Книги

Треблинка. Исследования. Воспоминания. Документы

22
18
20
22
24
26
28
30

– Ты хорошо говоришь по-польски, – заметил профессор Меринг.

– Пан профессор, у нас дома так говорили, – ответил я.

– Ты с ума сошел, как ты со мной говоришь? Прекрати с этими… степенями…

– Это немного сложно – после стольких лет начать обращаться к Вам без звания, прошу простить меня за все ошибки…

Я спросил его о семье, и он с дрожью и болью рассказал, что его жену убили здесь, в Треблинке. Я хорошо ее помнил, и у меня до сих пор перед глазами стоит ее светлый образ. Она была моей учительницей польского языка в младших классах школы, потом вышла замуж за профессора Меринга.

– У нас была еще маленькая дочь. Ее тоже убили. Я остался совершенно один. Меня вывели из транспорта, и я превратился в узника на «фабрике смерти». Ты – свидетель убийства всего еврейского народа. Чтоб тебе было ясно, я, в прошлом учитель истории, смотрю на это с точки зрения истории, – и он посмотрел на меня взглядом, которого я боялся, когда он говорил со мной с кафедры. Профессор Меринг взял меня за руки, наклонился ко мне и сказал шепотом:

– Вилленберг, ты обязан жить! Ты обязан отсюда бежать!!!

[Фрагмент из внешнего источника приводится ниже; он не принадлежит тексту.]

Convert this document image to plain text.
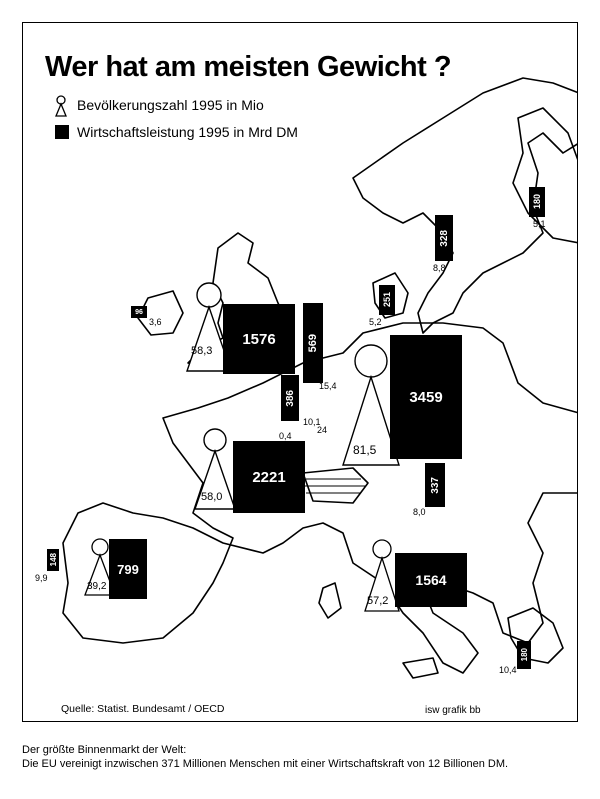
Wer hat am meisten Gewicht ?
Bevölkerungszahl 1995 in Mio
Wirtschaftsleistung 1995 in Mrd DM
58,3
1576	569
15,4
386
10,1
24
81,5
3459
58,0
2221	337
8,0
39,2
799
148
9,9
57,2
1564
328
8,8
180
5,1
251
5,2
96
3,6
180
10,4
0,4
Quelle: Statist. Bundesamt / OECD	isw grafik bb
Der größte Binnenmarkt der Welt:
Die EU vereinigt inzwischen 371 Millionen Menschen mit einer Wirtschaftskraft von 12 Billionen DM.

Я посмотрел на него с недоверием. О чем он говорит, что он хочет от меня, как можно отсюда бежать? Я, только прибывший сюда сегодня, не отдавал до конца себе отчета, в какой страшной обстановке оказался.

– У тебя арийская внешность, хороший акцент, и в тебе нет ничего, свидетельствующего, что ты еврей. Ты обязан бежать и рассказать всему миру, что увидел здесь и еще увидишь. Это твое назначение.

Я посмотрел на него, не понимая, что он хочет. Он вернулся на свое место.

После него ко мне приблизилась еще одна фигура в цветной китайской пижаме:

– Ты не узнаешь меня?

– Кто ты?

– Я отец Гарри Гершоновича.

– А где Гарри?

– Он остался на арийской стороне. Я прибыл сюда с женой из Ченстоховы.

Он спросил меня о семье, я вновь рассказал о себе. И так много раз, почти все были из Ченстоховы.

Я точно помню, что Гарри – «сабра», то есть родился в Эрец-Исраэль[389] и вернулся с родителями в Польшу в конце 20-х, мы учились с ним вместе в школе.

Пока мы говорили с Гершоновичем, я заметил ведра у выхода из барака.

– Это туалет, для малой нужды. Ночью нам запрещено выходить из барака, и мы стараемся не портить воздух и справлять нужду только в случае крайней необходимости, когда не можем терпеть.